The state of the roads in Ethiopia’s Oromia region (a western region bordering South Sudan) are not for the faint of heart – nor week of spine. Worse yet was the speed with which our driver dodged crater-sized potholes and slip-slided through meters of slick red mud. This drive might have been a teeth-clenching test of endurance had it not been for the verdant green pastoral landscape that stretched out from the road on all sides. Having traveled in numerous countries in western and eastern Africa, I was more accustomed to views of dense, tropical jungles or semi-arid savannah, not to a landscape that more closely resembled Ireland with its greener-than-green fields dotted by grazing animals. The only striking difference being the dirt road that blazed like a red ribbon lain haphazardly over green velvet.
As our ancient Range Rover moved with alacrity through this landscape, my mind drifted back to the conversation I had had with my colleague on the airplane from Addis Ababa to Assosa. She had asked, innocently enough, about my other work at MEDA and I launched into a discussion about my projects and MEDA’s approach to women’s economic empowerment. This somehow took a turn to discussing the state of women in Pakistan (site of a MEDA value chain project focusing on women’s entrepreneurship), and as I discussed honor killings, acid attacks, and the Islamic custom of purdah (limiting women’s mobile outside the home), my colleague’s face became one of astonishment. I was surprised, however, that my colleague used this information as further evidence against Islam and not as a discussion point for women’s equality more broadly. Ethiopia, she informed me, did have this “problem.” While it may be true that Ethiopia doesn’t have the same kind of violence towards women witnessed in some parts of Pakistan, Ethiopia is not a shining example for the equitable treatment of women, despite being predominantly Christian (Muslims make up approximately 33%). While Christianity may not have as overt cultural practices segregating women, are not the subtle messages of submission and subservience on the part of women found throughout Christian teachings indicative of a pervasive, and deeply-rooted prejudice toward women?
In recent years, former US President, Jimmy Carter, has become an outspoken advocate for advancing women’s equality around the world; most notably breaking from his own congregation of many years in opposition to the churches inequitable treatment of women. In a recent article entitled, “Losing my Religion for Equality,” Carter affirms:
This view that women are somehow inferior to men is not restricted to one religion or belief. Women are prevented from playing a full and equal role in many faiths. Nor, tragically, does its influence stop at the walls of the church, mosque, synagogue or temple. This discrimination, unjustifiably attributed to a Higher Authority, has provided a reason or excuse for the deprivation of women's equal rights across the world for centuries.1
As I consider my colleague’s position, I can’t help but consider my own and wonder am I in any position to remonstrate? For all the milestones that the US has achieved toward gender parity, do we still not suffer the same pervasive and deeply-rooted prejudice toward women? I need not quote here oft-cited statistics on gender balance in the work place, salary disparity between women and men, or the fact that a women has still never held the highest office in the most influential country on the planet (despite Ms.

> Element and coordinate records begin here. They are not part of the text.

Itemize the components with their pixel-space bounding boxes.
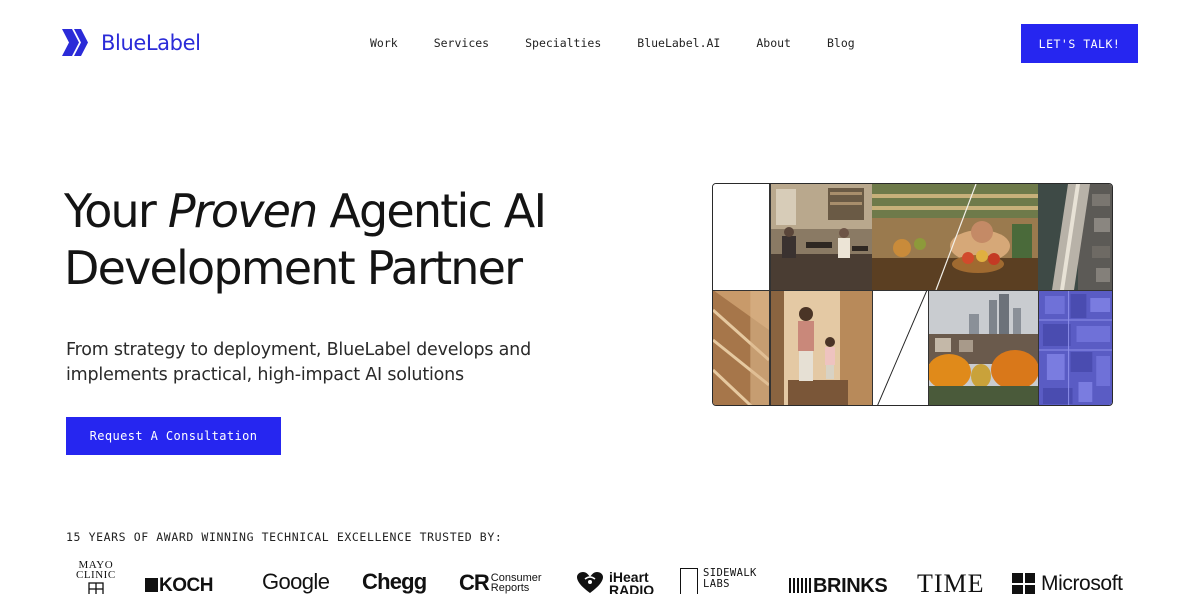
market-shop-photo bbox=[872, 184, 1038, 290]
main-nav: Work Services Specialties BlueLabel.AI A… bbox=[352, 36, 873, 50]
nav-item-services[interactable]: Services bbox=[416, 36, 507, 50]
mosaic-col-divider bbox=[770, 184, 771, 405]
sidewalk-labs-logo: SIDEWALK LABS bbox=[680, 568, 757, 594]
iheart-radio-logo: iHeart RADIO bbox=[575, 570, 655, 594]
client-logos-row: MAYO CLINIC KOCH Google Chegg CR Consume… bbox=[0, 555, 1201, 594]
brinks-logo: BRINKS bbox=[789, 575, 888, 594]
mayo-line-2: CLINIC bbox=[76, 569, 116, 581]
brinks-wordmark: BRINKS bbox=[813, 575, 888, 594]
google-logo: Google bbox=[262, 569, 330, 594]
iheart-line-2: RADIO bbox=[609, 582, 655, 594]
cr-mark: CR bbox=[459, 570, 490, 594]
brand-name: BlueLabel bbox=[101, 30, 201, 55]
cafe-interior-photo bbox=[770, 184, 872, 290]
sidewalk-wordmark: SIDEWALK LABS bbox=[703, 568, 757, 594]
nav-item-bluelabel-ai[interactable]: BlueLabel.AI bbox=[619, 36, 738, 50]
diagonal-line-panel bbox=[872, 290, 929, 405]
hero-title: Your Proven Agentic AI Development Partn… bbox=[64, 183, 624, 297]
blue-aerial-map-photo bbox=[1038, 290, 1112, 405]
microsoft-wordmark: Microsoft bbox=[1041, 572, 1123, 594]
koch-wordmark: KOCH bbox=[159, 575, 213, 594]
mosaic-row-divider bbox=[713, 290, 1112, 291]
nav-item-about[interactable]: About bbox=[738, 36, 809, 50]
mayo-clinic-logo: MAYO CLINIC bbox=[76, 560, 116, 594]
request-consultation-button[interactable]: Request A Consultation bbox=[66, 417, 281, 455]
nav-item-specialties[interactable]: Specialties bbox=[507, 36, 619, 50]
bluelabel-logo-icon bbox=[62, 29, 88, 56]
hero-title-prefix: Your bbox=[64, 184, 168, 238]
microsoft-grid-icon bbox=[1012, 572, 1035, 594]
hero-subtitle: From strategy to deployment, BlueLabel d… bbox=[66, 340, 531, 385]
lets-talk-button[interactable]: LET'S TALK! bbox=[1021, 24, 1138, 63]
iheart-icon bbox=[577, 572, 603, 593]
sidewalk-mark-icon bbox=[680, 568, 698, 594]
hero-title-emphasis: Proven bbox=[167, 184, 318, 238]
hero-image-mosaic bbox=[712, 183, 1113, 406]
brinks-bars-icon bbox=[789, 578, 811, 593]
autumn-city-photo bbox=[929, 290, 1038, 405]
mother-child-doorway-photo bbox=[770, 290, 872, 405]
blank-panel bbox=[713, 184, 770, 290]
brand-logo[interactable]: BlueLabel bbox=[62, 28, 201, 57]
chegg-logo: Chegg bbox=[362, 569, 427, 594]
wood-corridor-photo bbox=[713, 290, 770, 405]
trusted-by-heading: 15 YEARS OF AWARD WINNING TECHNICAL EXCE… bbox=[66, 530, 503, 544]
koch-logo: KOCH bbox=[145, 575, 213, 594]
cr-line-2: Reports bbox=[490, 582, 530, 594]
mayo-shield-icon bbox=[88, 582, 104, 594]
microsoft-logo: Microsoft bbox=[1012, 572, 1123, 594]
iheart-wordmark: iHeart RADIO bbox=[609, 570, 655, 594]
cr-wordmark: Consumer Reports bbox=[490, 573, 542, 594]
consumer-reports-logo: CR Consumer Reports bbox=[459, 570, 542, 594]
nav-item-blog[interactable]: Blog bbox=[809, 36, 873, 50]
aerial-road-photo bbox=[1038, 184, 1112, 290]
koch-k-icon bbox=[145, 578, 158, 592]
time-logo: TIME bbox=[917, 569, 985, 594]
nav-item-work[interactable]: Work bbox=[352, 36, 416, 50]
sidewalk-line-2: LABS bbox=[703, 578, 730, 590]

Clinton’s best attempts).
Coincidently, as I bounce-skid-brake-swerve my way over red dirt roads, 550km east Ethiopia’s capital is hosting the Third International Conference on Financing for Development. Attended by high-level political representatives (including US President, Barack Obama), non-governmental organizations and business sector entities, the conference has explicit discussions on development financing for women in underdeveloped communities across the globe. Perhaps not so surprisingly. Gender equality activities (doesn’t even the lack of direct reference to women in the nomenclature somehow negate the issue?) in development initiatives have become common place in recent years. Many large international development donors have required implementing partners to include gender activities, though in many cases only as a tertiary component. In fact, according to a recent OECD-DAC account, only 5 percent of all international development aid is targeted towards gender equality as a principal objective in 2012-2013. Moreover, when it comes to investing in women’s economic empowerment, the percentage was even lower at 2 percent, and aid to economic and productive sectors has remained flat despite evidence that focusing development initiatives on women can have a greater multiplying effect on the development of families and communities.2
So again, I wonder, for all our international conferences, if gender programming, and supposedly enlightened thinking will we ever achieve global gender equality? I like to think that it’s more a matter of when rather than if. Regardless, this much is surely true, the road to women’s empowerment and true equality will be like the red roads that wind through these Ethiopian hills: long, difficult, and totally worth the trip.
1. TheAge.com "Losing My Religion for Equality." July 15, 2009 Jimmy Carter.
2. Financing: Why it Matters for Women and Girls, UN Women.